Yesterday morning the Centers for Medicare and Medicaid Services (CMS) announced the so-called Maximum Fair Prices (MFP) for the first 10 drugs to enter the “negotiation” regime under the Inflation Reduction Act (IRA).
This small sample of data is the first genuine head-to-head comparison of what reliance on private negotiation – the original raison d’etre of the Medicare Part D program – yields versus government intervention into prices.
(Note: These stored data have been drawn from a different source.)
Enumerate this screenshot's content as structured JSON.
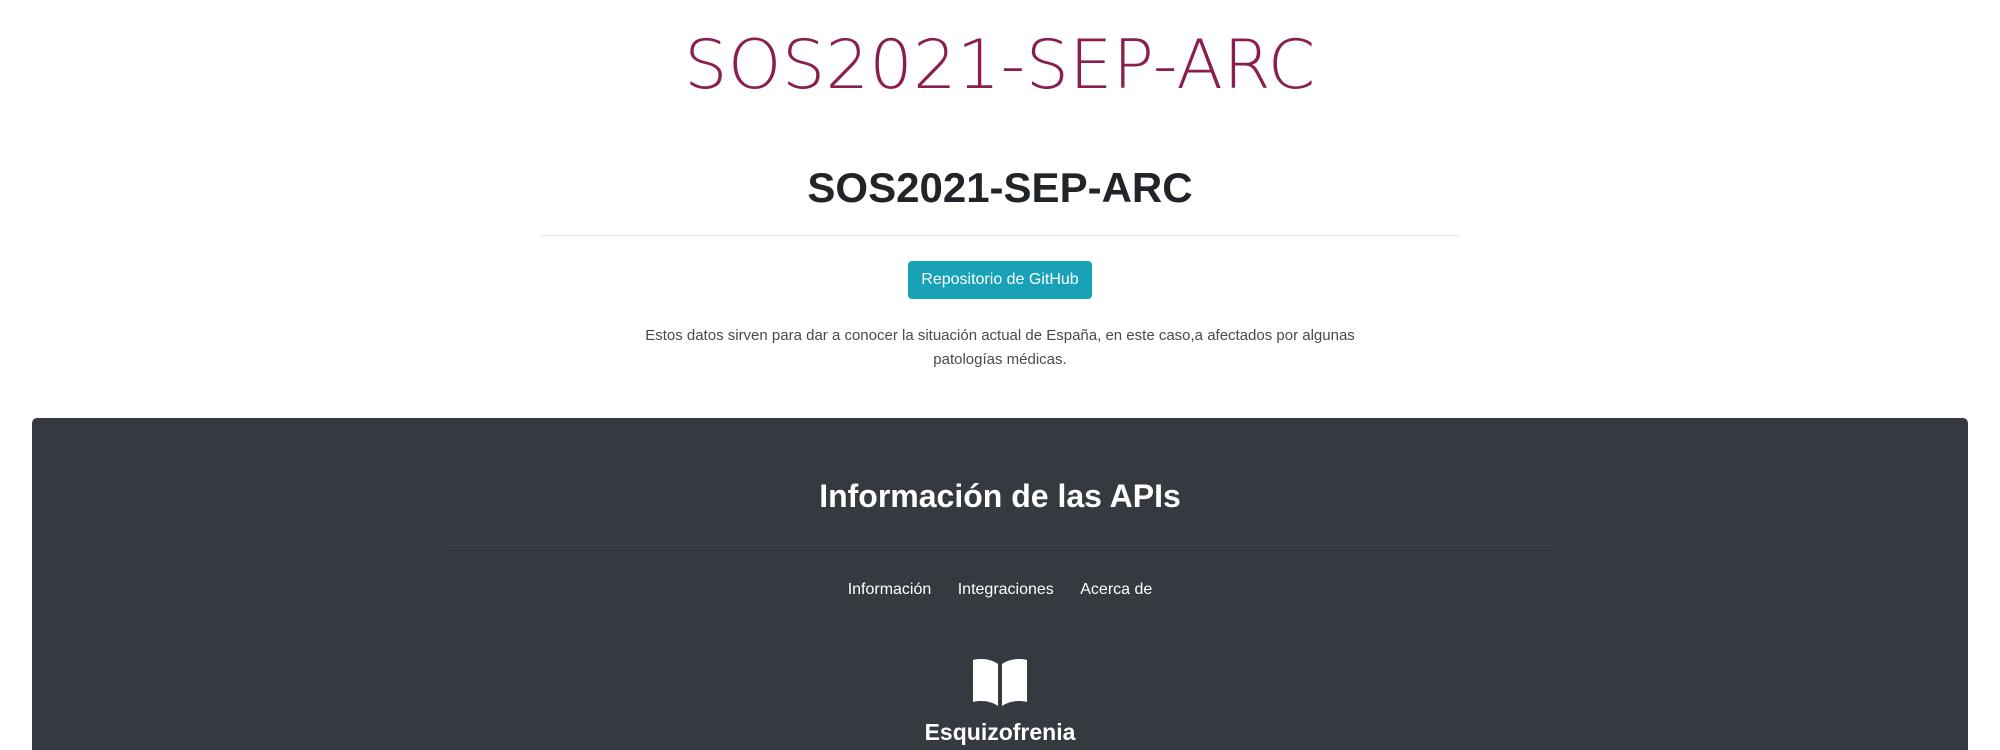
{
  "header": {
    "site_title": "SOS2021-SEP-ARC"
  },
  "hero": {
    "heading": "SOS2021-SEP-ARC",
    "github_button_label": "Repositorio de GitHub",
    "description": "Estos datos sirven para dar a conocer la situación actual de España, en este caso,a afectados por algunas patologías médicas."
  },
  "api_section": {
    "heading": "Información de las APIs",
    "nav": [
      {
        "label": "Información"
      },
      {
        "label": "Integraciones"
      },
      {
        "label": "Acerca de"
      }
    ],
    "card": {
      "icon": "book-icon",
      "title": "Esquizofrenia"
    }
  },
  "colors": {
    "title": "#8a1f4f",
    "button": "#17a2b8",
    "panel": "#343a40"
  }
}
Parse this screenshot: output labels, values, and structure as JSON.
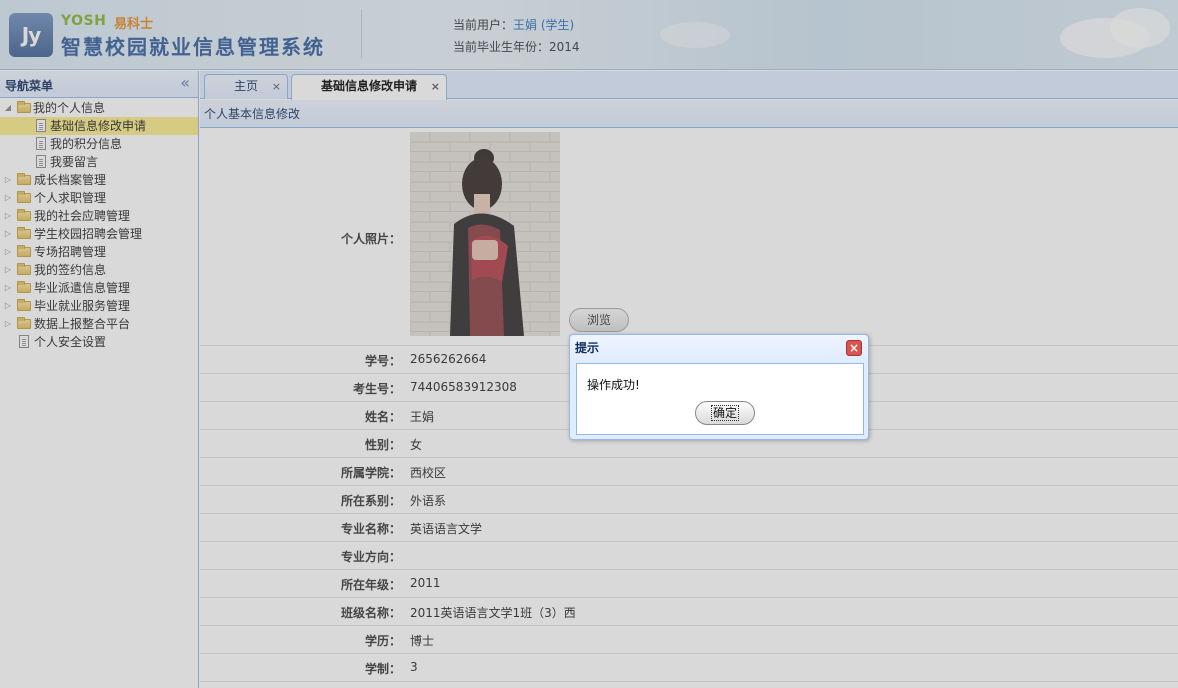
{
  "header": {
    "logo_text": "Jy",
    "brand_en": "YOSH",
    "brand_cn": "易科士",
    "system_title": "智慧校园就业信息管理系统",
    "current_user_label": "当前用户：",
    "current_user_name": "王娟 (学生)",
    "grad_year_label": "当前毕业生年份：",
    "grad_year_value": "2014"
  },
  "sidebar": {
    "title": "导航菜单",
    "items": [
      {
        "label": "我的个人信息",
        "type": "folder",
        "expanded": true
      },
      {
        "label": "基础信息修改申请",
        "type": "file",
        "selected": true
      },
      {
        "label": "我的积分信息",
        "type": "file"
      },
      {
        "label": "我要留言",
        "type": "file"
      },
      {
        "label": "成长档案管理",
        "type": "folder"
      },
      {
        "label": "个人求职管理",
        "type": "folder"
      },
      {
        "label": "我的社会应聘管理",
        "type": "folder"
      },
      {
        "label": "学生校园招聘会管理",
        "type": "folder"
      },
      {
        "label": "专场招聘管理",
        "type": "folder"
      },
      {
        "label": "我的签约信息",
        "type": "folder"
      },
      {
        "label": "毕业派遣信息管理",
        "type": "folder"
      },
      {
        "label": "毕业就业服务管理",
        "type": "folder"
      },
      {
        "label": "数据上报整合平台",
        "type": "folder"
      },
      {
        "label": "个人安全设置",
        "type": "file"
      }
    ]
  },
  "tabs": [
    {
      "label": "主页",
      "active": false
    },
    {
      "label": "基础信息修改申请",
      "active": true
    }
  ],
  "panel": {
    "title": "个人基本信息修改"
  },
  "form": {
    "photo_label": "个人照片：",
    "browse_label": "浏览",
    "fields": [
      {
        "label": "学号：",
        "value": "2656262664"
      },
      {
        "label": "考生号：",
        "value": "74406583912308"
      },
      {
        "label": "姓名：",
        "value": "王娟"
      },
      {
        "label": "性别：",
        "value": "女"
      },
      {
        "label": "所属学院：",
        "value": "西校区"
      },
      {
        "label": "所在系别：",
        "value": "外语系"
      },
      {
        "label": "专业名称：",
        "value": "英语语言文学"
      },
      {
        "label": "专业方向：",
        "value": ""
      },
      {
        "label": "所在年级：",
        "value": "2011"
      },
      {
        "label": "班级名称：",
        "value": "2011英语语言文学1班（3）西"
      },
      {
        "label": "学历：",
        "value": "博士"
      },
      {
        "label": "学制：",
        "value": "3"
      }
    ]
  },
  "dialog": {
    "title": "提示",
    "message": "操作成功!",
    "ok_label": "确定",
    "close_icon": "close-icon"
  },
  "colors": {
    "accent_border": "#95b8e7",
    "panel_header": "#e0ecff",
    "selected_row": "#fbec88",
    "user_link": "#2a6cc0"
  }
}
The results speak poorly for the IRA. The graph below compares the discount from list price negotiated in the private sector (blue bars) compared with the additional discount (red bars) achieved by IRA assault team to set MFPs (data comes from Health and Human Services). It looks like there are two basic takeaways:
- Despite being armed with enormous artillery (confiscatory taxes, the possibility of banning sales of all a company’s drugs in Medicare, negotiations conducted in secret isolation chambers with no sunshine of public scrutiny, etc.), the Biden Administration didn’t do much. Perhaps the moral is that it’s time to stop giving the government so much artillery to misuse.
- Or perhaps the raid accomplished all that it could. Put differently, maybe, just maybe, it is really expensive to invent, develop, test, and market drugs – so expensive that there was little left to extract from the manufacturers.